Amortentia II

139 12 22
                                    

"Sus artık Pati! SUS!" diye yatağında kıvranıyordu James. Yastığını kulaklarına bastırmış, bir sağ bir sola dönüp duruyordu. Gözlükleri yatağın hemen yanı başındaki komidine konulmuştu.
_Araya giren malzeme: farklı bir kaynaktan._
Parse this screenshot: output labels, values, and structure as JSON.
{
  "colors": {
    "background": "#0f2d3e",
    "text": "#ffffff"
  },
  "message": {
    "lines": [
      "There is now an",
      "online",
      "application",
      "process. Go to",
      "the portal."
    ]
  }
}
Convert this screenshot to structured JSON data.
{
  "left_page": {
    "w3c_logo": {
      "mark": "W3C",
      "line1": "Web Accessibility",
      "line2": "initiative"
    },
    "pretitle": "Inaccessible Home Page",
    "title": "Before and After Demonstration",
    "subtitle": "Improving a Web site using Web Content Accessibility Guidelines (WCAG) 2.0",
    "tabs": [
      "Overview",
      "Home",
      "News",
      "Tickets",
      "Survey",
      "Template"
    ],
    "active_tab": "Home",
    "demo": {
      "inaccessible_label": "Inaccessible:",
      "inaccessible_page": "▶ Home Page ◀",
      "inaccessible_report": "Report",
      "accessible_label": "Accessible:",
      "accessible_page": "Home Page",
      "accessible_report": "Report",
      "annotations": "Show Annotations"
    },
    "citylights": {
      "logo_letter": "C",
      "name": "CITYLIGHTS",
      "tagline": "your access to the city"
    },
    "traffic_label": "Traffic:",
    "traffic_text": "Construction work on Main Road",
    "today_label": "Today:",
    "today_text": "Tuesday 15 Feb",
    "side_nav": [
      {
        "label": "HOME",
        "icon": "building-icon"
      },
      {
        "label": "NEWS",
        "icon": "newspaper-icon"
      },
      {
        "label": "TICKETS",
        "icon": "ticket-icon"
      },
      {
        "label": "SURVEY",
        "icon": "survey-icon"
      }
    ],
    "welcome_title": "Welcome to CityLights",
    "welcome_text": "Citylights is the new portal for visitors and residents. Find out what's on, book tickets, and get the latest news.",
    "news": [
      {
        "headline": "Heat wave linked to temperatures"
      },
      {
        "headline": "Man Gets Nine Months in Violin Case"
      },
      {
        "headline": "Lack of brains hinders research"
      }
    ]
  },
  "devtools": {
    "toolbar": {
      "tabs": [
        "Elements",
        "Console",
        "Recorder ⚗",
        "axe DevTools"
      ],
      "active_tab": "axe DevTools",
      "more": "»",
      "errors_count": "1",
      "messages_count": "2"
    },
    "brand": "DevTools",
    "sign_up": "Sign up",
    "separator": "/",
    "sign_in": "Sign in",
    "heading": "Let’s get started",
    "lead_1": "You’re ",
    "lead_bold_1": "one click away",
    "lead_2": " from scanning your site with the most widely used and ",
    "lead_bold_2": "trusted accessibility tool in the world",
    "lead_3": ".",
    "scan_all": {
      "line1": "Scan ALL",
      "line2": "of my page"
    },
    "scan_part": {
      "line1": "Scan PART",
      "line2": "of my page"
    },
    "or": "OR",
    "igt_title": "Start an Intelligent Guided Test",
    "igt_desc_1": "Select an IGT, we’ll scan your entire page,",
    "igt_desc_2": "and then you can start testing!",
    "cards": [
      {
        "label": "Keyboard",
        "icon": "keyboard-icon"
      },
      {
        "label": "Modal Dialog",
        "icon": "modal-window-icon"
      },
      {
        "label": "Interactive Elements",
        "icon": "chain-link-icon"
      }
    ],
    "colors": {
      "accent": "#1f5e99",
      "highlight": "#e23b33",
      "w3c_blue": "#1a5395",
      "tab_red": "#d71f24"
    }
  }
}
En sonki bağrışıyla sinirle doğruldu ve kafasının altındaki yastığı alıp hızla Sirius'un tarafına doğru fırlattı.

Ama bu Sirius'un "Mary, Mary," diye mırıldanmasını durdurmadı. James yardım bekler gibi diğer iki arkadaşına baktı. Ama onların derin uykularda olduklarını fark edince pes edercesine omuzlarını düşürdü.

Uyuyamamıştı bir türlü. El yordamıyla gözlüğünü buldu ve gözüne taktı. Baktığı yerlerin bulanıklığı giderken Sirius'un da uyanmış olduğunu fark etti. -"Acaba Mary saçlarımı punkçı gibi yapsam daha mı çok sever?"- gözlerini devirdi ve Remus'a döndü.

Kulaklarına iki tıpaç yerleştirmiş, mışıl mışıl uyuyordu. Yerdeki kıyafetlerini itekleyip Remus'un yanına gitti ve onu dürtmeye başladı.

"Hmh." diye mırıldanıp öteki tarafa döndü Remus. "Bugün sabahtan dersim yok Kuyruk uyuyacağım." James onu dürtmeye devam edince üstündeki örtüyü başına doğru çekti.

"Sen uyu tabii. Tüm gece Pati'nin Mary diye mırıldanmasıyla Kuyruk'un horuldamasını sen dinlemedin. " diye homurdanıp Peter'ın yatağına yöneldi.

"Ben olsam bir kurtadamı uyandırmazdım Çatalak." diye arkadan Remus'un mırıldanması geldi.

Peter ağzı açık bir şekilde uyuyordu. Üstü açılmış, bir kolu aşağı sarkmıştı. James onu da dürtüklemeye başladı.

"Anne- beş dakika daha."

"Ne beş dakikası Kuyruk tüm gece horladın!" dedi James hararetle. "Dolunaylarda bile daha fazla uyuyorum!"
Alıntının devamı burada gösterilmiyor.